Badger this won't get better until SHE wants help.
This will not get better until then personally until you put divorce on the table.


----------



## bandit.45 (Feb 8, 2012)

I'm a recovering alcoholic and all I can tell you is that you are enabling her behavior. 

She needs to bottom out. The best gift you could give her is divorce. Her drinking and self destructive tendencies are far stronger than her love for you.


----------



## TJA (Aug 24, 2015)

This does sound frustrating. I am not much of a drinker myself so I have been in a similar situation before. 

The thing is it's quite natural to flirt. 

And adding alcohol into the equation certainly doesn't help.

I know this is a very basic question but are you sure that she's aware that she is flirting? 

Meanwhile it can seem obvious to you she might even be aware of it. 

So even though it sounds basic In my opinion the first step is to figure out if she's aware that she is flirting.


----------



## TJA (Aug 24, 2015)

As for the drinking... 

Drinking twice a week doesn't sound like a serious alcohol problem to me.
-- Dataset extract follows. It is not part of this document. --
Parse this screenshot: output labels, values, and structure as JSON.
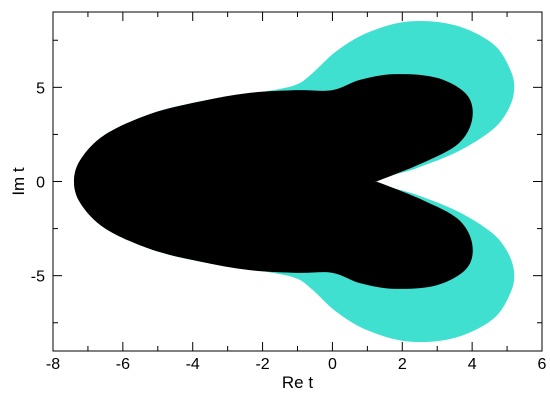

I don't know how much she actually drinks on those two days. Is she just getting tipsy or does she drink to the point of getting unconscious.

Your wife could just be a social person who likes to go out. 

If you think she actually has a drinking problem then understand that drinking is a kind of escape from reality. 

So if she is very stressed, depressed or have other issues she might engage in excessive drinking.

It doesn't sound to me like she's a raging alcoholic but you would know better.


----------



## ing (Mar 26, 2011)

bandit.45 said:


> I'm a recovering alcoholic and all I can tell you is that you are enabling her behavior.
> 
> She needs to bottom out. The best gift you could give her is divorce. Her drinking and self destructive tendencies are far stronger than her love for you.


This. Recently realized my ExW is a sneaky alcoholic and has been since before her affair. It is gutting. 
Try suggesting a few drink free weeks. If she can't or you get. " I don't want to" you have your answer


----------